Branstad in April signed a proclamation “in the name and by the authority of the state of Iowa,” calling the event historic. The proclamation encourages Iowans to participate in the events and “to read through the Bible on a daily basis each year until the Lord comes.”
These groups were strangely silent when Branstad signed an Iowa Muslim Day proclamation in 2014 and 2015. Heck he also signed a Day of Reason proclamation. The National Day of Reason was established by the American Humanists Association. He has also signed a National Day of Prayer proclamation.
Branstad signs hundreds of proclamations every year.
Clayworth’s article entitled “Is Branstad’s Bible proclamation unconstitutional?” No. A proclamation from a governor encouraging people to read the Bible can’t be considered “establishing a religion.” It doesn’t also compel anyone to participate. A proclamation is not a law and does not have the force of law. A proclamation like this doesn’t even use state resources unless you count the time it took to type, print and sign the document along with the paper it was printed on.
So if this proclamation is unconstitutional so are the Muslim Day and the Day of Reason proclamations which they’re not.
Clayworth cited the Lemon Test that posed three questions where if answered affirmatively a violation could occur.
- Does the government action have a secular purpose?
- Does the government action have the primary effect of advancing or inhibiting religion?
- Does the government action foster an excessive entanglement between government and religion?

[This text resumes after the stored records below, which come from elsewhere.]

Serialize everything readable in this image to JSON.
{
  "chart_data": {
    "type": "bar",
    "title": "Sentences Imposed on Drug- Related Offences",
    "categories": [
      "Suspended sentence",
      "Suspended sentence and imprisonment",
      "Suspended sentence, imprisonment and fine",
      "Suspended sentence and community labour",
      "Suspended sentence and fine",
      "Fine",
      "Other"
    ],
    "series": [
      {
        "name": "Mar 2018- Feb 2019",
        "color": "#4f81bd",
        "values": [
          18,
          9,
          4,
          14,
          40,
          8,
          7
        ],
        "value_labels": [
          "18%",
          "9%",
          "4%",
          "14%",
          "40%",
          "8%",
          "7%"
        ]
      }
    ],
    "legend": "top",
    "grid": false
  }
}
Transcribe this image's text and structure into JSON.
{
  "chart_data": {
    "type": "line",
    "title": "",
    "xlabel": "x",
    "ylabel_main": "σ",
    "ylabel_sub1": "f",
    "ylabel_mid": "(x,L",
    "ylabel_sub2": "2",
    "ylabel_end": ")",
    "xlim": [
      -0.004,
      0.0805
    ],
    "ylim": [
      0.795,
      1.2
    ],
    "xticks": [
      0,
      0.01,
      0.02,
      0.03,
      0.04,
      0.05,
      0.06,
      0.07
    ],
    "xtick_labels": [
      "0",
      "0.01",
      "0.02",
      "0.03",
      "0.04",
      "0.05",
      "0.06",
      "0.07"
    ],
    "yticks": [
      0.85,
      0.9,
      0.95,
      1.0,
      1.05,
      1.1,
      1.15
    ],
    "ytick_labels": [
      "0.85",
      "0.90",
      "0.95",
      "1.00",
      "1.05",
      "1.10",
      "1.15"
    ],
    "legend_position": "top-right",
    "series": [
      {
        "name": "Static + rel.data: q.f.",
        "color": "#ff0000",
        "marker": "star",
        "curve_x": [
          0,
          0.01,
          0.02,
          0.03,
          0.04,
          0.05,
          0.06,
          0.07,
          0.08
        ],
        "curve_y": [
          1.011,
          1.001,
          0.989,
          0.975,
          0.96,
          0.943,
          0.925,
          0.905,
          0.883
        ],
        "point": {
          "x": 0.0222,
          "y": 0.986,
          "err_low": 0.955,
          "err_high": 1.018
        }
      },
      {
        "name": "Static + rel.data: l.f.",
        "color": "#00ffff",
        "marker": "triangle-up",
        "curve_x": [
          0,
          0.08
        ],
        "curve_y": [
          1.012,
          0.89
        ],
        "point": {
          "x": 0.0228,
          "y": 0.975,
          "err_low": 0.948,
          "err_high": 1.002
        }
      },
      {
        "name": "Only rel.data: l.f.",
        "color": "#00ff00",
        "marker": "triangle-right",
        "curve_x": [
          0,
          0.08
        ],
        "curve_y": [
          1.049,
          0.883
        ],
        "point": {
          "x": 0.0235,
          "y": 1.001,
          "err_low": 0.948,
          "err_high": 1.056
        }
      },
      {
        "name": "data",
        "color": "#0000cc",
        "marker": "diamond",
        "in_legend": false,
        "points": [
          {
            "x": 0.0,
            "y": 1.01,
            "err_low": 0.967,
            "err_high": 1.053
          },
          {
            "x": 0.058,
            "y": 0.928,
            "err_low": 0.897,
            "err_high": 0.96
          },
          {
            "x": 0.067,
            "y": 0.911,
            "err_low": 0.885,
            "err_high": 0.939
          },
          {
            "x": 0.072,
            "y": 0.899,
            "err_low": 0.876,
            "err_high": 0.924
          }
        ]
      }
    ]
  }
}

That is cherry picking one case, Lemon v. Kurtzman, that was decided in 1971 that struck down Pennsylvania’s Nonpublic Elementary and Secondary Act that allowed the state to reimburse private schools for teacher salaries. The court’s decision also upheld a circuit court decision striking down a similar law in Rhode Island.
This ignores the numerous Supreme Court decisions that have upheld religious invocations to open legislative session, government funding of bussing and textbooks for private religious schools, and efforts by school districts to arrange schedules to accommodate students’ extra-curricular religious education programs.
Also most cases that the Supreme Court have dealt with are laws, use of public funds or use of public land. I highly doubt they would give a Governor’s proclamation, that is practically meaningless, the time of day.
Basically Clayworth wrote this piece because atheists are offended. So be offended. Being offended doesn’t mean one’s constitutional rights are being trampled on. Since this does not compel an atheist to participate or use taxpayer money the question of it’s constitutionality is moot.